Case in point: The Grape Pie
We had a cookout at Ben and Elizabeth's house a weekend or two ago, and I brought a fruit platter. I thought the platter might not be big enough, though, so I bought some extra grapes, too. Well, we ate almost the whole fruit platter, but there were a lot of grapes left:
About two pounds of grapes. Now, I like grapes and all, but the bottom half of that bowl was going to go bad and rot in the refrigerator while I slowly picked over the top half. The only way I could eat that many grapes was to transform them into something else, but what? I went to the cabinets and discovered that I had pie crust mix, and then remembered that I've eaten grape pie at restaurants before, and it was delicious. Sure, I had no recipe, and I've never in my life made a pie from scratch before, but how hard could it be? They just did it as a quickfire on "Top Chef" a month or two ago.
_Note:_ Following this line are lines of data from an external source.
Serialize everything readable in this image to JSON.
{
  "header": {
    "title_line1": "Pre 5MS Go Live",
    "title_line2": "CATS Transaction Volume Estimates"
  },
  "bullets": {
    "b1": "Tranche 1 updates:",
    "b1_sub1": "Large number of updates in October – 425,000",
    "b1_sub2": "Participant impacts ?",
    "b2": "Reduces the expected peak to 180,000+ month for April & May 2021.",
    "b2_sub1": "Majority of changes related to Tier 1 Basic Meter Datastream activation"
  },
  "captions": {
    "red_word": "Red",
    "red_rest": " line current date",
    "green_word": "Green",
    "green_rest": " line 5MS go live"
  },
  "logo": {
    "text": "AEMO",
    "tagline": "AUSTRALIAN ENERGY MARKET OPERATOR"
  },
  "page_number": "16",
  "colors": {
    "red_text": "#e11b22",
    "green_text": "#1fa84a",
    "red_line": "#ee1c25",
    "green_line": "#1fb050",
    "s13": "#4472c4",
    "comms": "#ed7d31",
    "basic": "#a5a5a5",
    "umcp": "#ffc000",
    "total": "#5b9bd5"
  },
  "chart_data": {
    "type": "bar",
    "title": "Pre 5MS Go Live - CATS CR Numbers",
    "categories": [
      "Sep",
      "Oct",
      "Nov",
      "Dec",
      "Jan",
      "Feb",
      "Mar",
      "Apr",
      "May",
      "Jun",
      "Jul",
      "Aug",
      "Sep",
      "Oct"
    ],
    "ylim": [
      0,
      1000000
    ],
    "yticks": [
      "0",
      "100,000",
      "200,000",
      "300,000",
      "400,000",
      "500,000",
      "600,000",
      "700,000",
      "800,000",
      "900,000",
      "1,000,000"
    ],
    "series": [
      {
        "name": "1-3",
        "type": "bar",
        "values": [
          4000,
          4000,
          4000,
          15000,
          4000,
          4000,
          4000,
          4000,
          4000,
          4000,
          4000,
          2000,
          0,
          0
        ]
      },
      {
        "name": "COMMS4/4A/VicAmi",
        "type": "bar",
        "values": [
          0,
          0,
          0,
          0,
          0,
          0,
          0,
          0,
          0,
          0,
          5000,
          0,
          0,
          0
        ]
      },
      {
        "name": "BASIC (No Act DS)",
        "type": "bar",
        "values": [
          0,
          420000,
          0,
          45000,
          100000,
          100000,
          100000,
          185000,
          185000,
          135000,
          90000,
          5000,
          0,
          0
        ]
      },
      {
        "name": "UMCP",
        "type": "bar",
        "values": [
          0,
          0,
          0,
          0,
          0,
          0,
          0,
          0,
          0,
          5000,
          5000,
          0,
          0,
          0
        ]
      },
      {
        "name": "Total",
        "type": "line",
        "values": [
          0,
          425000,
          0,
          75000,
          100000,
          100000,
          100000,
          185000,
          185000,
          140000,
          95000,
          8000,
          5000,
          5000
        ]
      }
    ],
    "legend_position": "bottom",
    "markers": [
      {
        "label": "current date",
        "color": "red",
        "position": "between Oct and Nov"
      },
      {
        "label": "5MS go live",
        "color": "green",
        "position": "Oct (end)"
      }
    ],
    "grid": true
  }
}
"They" being professional chefs, some of whom still failed the challenge. Ignoring this I blithely sailed ahead and mixed up my crust. Following the directions on the box, I divided the dough, floured the counter, and tried to roll it out:
This is harder than it looks. For starters, you should shape that ball into a disc before you even touch it with the rolling pin. Otherwise, this will happen:
That doesn't look so bad until you try to put it in the pie pan, and the pan is round and the dough is not:
Fortunately, pie crust is somewhat pliant, and you can work wonders with your fingers:
Now I just needed to make the filling and then top the pie and bake. I've never made pie filling before but I've dumped it out of the can, so I was aware that pie filling usually consists of fruit in syrup. I assume the syrup comes from sugar and fruit juices, so I cut all the grapes in half, tossed them with a couple of tablespoons of sugar, and dumped them into the pie. In my head, this whole syrup thing would magically come together while the pie baked. This is exactly the same mistake that Tracey made during the pie baking quickfire on "Top Chef", but somehow this slipped my mind until after baking.
Having learned from the first crust round, I quickly did the second one, cut vents in the top, draped it over the rolling pin, and then unrolled it onto the top of the pie, just like I've seen on the Food Network:
The box of crust mix said that it would be done when the crust was golden brown and the juices from the filling were bubbling. Those seemed like easy indicators, so I checked it every ten minutes until it looked done:
I noticed when I took it out and peeked through the vents that there was some liquid in the pie. A lot of liquid. Like if you tilted the pie back and forth, you could see a lake of fluid washing back and forth over the grapes in there. You know what my filling recipe was missing? A thickener. Some cornstarch, some flour, something. I still though I could save it, though, by putting the pie into the refrigerator. Somehow, in my head, this would magically cause the filling to gel.
This did not happen.
Collapsing crust, filled with loose grape halves tumbling across the plate and vague purple liquid. The grape pie was an utter failure, even worse than the hunchbread.
Orange garlic chicken, on the other hand, was a smashing success!
All you have to do is mix the sauce:
dump it over the chicken in the slow cooker:
and ignore it for six hours. Add in some instant mashed potatoes:
and I have self esteem again.
Also, I threw out the grape pie.
3 comments:
I have watched exactly one pie making something-or-other on television. They talked about using some shredded apple as a thickener.
But now you have learned a valuable lesson for the future. A future in which you make a pie and, somehow, magically get it to my apartment.
Love your great tales of your cooking adventures!